Government again promises to cut red tape for investors
The South African government has promised investors that it is fully committed to making it easier and cheaper to do business through streamlining processes and licence applications.
Dr Kgosientso Ramokgopa, who heads up South Africa’s new Investment and Infrastructure Office, said he was advocating for policy reforms to make the investment environment less rigid. The office was also working on simplifying processes for investors.
“We will create a single window of entry into the country for investors,” he told a South African mining investment seminar at the 2020 Investing in African Mining Indaba, in Cape Town.
He acknowledged that it was a problem that potential investors needed to apply to national departments for water-use licences, to provincial departments for environmental- impact assessments and to local municipalities for electrification, zoning and other certification. He said this took 26 months on average.
Ramokgopa said this would change, as government wanted to make these processes easier, particularly for “big-ticket investments” in the country.
“With a single entry, government will ensure it coordinates the response to investments, making lending easier.
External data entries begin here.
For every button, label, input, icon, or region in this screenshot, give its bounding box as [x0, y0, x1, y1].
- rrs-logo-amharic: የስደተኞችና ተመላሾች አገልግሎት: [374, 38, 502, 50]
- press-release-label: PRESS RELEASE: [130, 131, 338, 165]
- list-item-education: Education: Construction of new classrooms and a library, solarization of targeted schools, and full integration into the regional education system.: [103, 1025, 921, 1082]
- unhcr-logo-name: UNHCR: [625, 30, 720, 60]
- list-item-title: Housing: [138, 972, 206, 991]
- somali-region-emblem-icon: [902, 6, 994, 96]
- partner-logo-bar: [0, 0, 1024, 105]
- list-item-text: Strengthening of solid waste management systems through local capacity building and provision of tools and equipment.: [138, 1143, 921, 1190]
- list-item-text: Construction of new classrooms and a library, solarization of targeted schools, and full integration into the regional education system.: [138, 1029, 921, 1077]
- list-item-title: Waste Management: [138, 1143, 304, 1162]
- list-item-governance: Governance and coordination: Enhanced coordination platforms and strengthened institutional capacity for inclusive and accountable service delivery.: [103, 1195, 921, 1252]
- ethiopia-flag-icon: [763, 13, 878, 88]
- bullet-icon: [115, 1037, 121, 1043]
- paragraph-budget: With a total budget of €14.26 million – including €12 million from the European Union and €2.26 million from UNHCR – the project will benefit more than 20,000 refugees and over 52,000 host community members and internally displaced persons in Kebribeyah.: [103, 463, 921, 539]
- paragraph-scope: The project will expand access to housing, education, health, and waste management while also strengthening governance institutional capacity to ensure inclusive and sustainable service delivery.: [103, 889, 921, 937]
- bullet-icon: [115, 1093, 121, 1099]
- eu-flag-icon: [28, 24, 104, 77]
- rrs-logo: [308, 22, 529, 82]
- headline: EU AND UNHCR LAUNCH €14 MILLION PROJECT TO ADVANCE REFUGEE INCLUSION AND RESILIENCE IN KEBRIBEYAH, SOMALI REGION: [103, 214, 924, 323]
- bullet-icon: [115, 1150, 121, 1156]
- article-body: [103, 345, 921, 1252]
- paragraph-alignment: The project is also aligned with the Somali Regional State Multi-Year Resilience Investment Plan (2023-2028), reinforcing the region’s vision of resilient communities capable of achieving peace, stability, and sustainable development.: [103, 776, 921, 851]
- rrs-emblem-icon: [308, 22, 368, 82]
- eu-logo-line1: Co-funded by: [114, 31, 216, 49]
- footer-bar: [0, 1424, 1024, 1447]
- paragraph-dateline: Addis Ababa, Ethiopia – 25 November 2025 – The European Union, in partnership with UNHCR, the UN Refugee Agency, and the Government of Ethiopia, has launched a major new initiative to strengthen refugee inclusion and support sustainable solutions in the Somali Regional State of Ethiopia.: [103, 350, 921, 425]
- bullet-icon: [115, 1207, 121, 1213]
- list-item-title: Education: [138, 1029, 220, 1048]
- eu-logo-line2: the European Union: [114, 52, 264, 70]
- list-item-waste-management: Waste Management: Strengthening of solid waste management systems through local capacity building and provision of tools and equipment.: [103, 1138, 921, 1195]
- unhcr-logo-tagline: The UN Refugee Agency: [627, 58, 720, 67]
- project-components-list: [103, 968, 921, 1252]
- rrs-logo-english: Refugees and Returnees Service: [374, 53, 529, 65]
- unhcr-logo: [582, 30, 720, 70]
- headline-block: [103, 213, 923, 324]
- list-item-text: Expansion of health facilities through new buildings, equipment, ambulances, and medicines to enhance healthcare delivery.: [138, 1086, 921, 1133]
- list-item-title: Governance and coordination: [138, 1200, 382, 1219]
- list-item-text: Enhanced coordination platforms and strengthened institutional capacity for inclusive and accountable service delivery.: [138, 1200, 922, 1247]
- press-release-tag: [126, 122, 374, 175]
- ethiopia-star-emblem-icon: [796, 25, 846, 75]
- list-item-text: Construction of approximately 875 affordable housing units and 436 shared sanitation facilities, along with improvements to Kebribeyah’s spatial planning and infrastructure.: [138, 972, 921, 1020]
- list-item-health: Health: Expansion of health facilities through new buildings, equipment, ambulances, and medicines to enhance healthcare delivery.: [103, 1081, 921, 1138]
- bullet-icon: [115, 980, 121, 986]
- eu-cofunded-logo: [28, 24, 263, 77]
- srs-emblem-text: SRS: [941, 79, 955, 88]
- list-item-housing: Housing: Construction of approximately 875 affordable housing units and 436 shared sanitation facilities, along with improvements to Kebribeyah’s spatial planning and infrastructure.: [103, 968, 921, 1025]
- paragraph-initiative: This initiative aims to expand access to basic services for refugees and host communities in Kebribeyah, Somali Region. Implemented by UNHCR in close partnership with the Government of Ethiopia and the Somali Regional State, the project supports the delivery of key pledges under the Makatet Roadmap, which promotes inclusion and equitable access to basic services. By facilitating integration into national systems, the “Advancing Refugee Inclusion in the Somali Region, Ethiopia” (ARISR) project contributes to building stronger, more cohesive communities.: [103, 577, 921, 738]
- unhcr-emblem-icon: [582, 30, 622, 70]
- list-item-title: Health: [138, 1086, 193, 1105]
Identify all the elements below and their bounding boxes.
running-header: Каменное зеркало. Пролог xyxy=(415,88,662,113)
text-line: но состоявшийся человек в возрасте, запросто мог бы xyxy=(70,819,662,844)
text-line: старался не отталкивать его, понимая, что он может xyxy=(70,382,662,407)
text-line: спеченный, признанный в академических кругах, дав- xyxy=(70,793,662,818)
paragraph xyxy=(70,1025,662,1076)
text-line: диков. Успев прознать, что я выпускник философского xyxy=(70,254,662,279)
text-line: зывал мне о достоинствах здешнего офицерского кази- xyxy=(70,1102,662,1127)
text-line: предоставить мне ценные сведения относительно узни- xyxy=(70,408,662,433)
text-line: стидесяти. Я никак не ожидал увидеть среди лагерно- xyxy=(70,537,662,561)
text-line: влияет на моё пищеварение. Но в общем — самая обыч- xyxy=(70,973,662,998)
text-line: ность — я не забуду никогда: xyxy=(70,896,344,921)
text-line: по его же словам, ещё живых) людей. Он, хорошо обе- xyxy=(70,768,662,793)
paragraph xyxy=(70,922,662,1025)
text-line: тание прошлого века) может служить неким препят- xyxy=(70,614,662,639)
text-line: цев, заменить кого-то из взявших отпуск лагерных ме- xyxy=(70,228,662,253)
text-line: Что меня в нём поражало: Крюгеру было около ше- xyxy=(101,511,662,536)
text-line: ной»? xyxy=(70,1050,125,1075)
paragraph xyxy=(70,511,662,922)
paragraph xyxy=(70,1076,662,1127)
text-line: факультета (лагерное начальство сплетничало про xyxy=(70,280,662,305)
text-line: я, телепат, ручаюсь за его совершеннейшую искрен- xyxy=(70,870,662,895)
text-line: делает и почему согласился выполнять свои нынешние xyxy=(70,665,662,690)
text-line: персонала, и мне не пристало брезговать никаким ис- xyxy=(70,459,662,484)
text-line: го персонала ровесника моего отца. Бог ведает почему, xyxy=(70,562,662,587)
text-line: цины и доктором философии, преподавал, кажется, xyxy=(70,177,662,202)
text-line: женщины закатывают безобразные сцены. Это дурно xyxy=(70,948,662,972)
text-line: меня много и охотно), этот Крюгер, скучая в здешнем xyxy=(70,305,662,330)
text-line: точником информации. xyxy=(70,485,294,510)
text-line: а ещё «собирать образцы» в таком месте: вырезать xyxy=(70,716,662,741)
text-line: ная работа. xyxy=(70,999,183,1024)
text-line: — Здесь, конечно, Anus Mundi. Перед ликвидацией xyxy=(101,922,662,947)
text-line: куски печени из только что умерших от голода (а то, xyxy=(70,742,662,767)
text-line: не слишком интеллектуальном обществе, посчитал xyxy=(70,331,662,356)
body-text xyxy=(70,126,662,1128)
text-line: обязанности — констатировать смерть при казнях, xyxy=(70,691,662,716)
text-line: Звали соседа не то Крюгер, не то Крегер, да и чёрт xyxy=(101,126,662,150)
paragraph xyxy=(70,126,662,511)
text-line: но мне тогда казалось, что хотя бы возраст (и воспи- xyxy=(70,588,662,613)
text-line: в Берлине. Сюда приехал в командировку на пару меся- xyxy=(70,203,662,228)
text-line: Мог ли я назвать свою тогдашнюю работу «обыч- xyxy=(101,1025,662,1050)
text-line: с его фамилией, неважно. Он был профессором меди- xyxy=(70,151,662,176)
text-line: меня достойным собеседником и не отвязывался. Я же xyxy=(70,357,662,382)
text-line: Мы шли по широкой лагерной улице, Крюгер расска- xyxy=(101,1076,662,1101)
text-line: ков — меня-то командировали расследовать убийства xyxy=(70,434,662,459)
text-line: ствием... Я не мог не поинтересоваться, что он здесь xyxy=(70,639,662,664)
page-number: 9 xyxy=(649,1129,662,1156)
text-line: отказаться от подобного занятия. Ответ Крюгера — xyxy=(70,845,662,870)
We want to create a soft landing for investors.”
Ramokgopa, who was appointed in November last year, is charged with helping to achieve President Cyril Ramaphosa’s goal of attracting R1.2-trillion in new investments over a period of five years.
Speeding up the approval of public–private partnerships (PPP) is also a priority. Ramokgopa said the current time required to approve a PPP was three to five years, but the office hoped to help reduce this to eight months by boosting efficiencies.
“The conditions are right to think in the most aggressive and bold manner, with project pipelines and a suite of policy reforms to enable investors going forward. That dispensation is going to be a new normal going into the future,” said Ramokgopa.
Mineral Resources and Energy Minister Gwede Mantashe, meanwhile, said the merging of the departments of Mineral Resources and Energy, which would be completed on May 31, was also expected to remove some logjams.
Mantashe said he would have to scale down the combined department from two directors-general to one.
“On May 31, we will be one department, with one director-general, one policy and one system.”
Earlier at the Investing in African Mining Indaba, Mantashe said the merger of the two departments asserted their “mutually reinforcing nature”.
“This should result in a department that is adequately capacitated, efficient and responsive to the needs of the industry and the economy.”
Ramaphosa announced last May that Mantashe would take on energy, in addition to his mineral resources role. The merger of the two departments reflected the period before the Jacob Zuma administration, when energy and mineral resources operated as one department.
Mantashe said he was pleased that the mining industry and government had emerged from its earlier tensions.
“We need to correct dealing with the mining industry as opponents. We were in court every second week. We have not been in court for some time. We have created a new environment where the industry and the Minister are talking. We have changed from being adversaries to partners.”
The Minister also reiterated that investment in mining exploration was essential.
“We have talked to the Council for Geoscience about more investment in exploration, because, if we don’t do exploration, there is no lifeblood for mining.”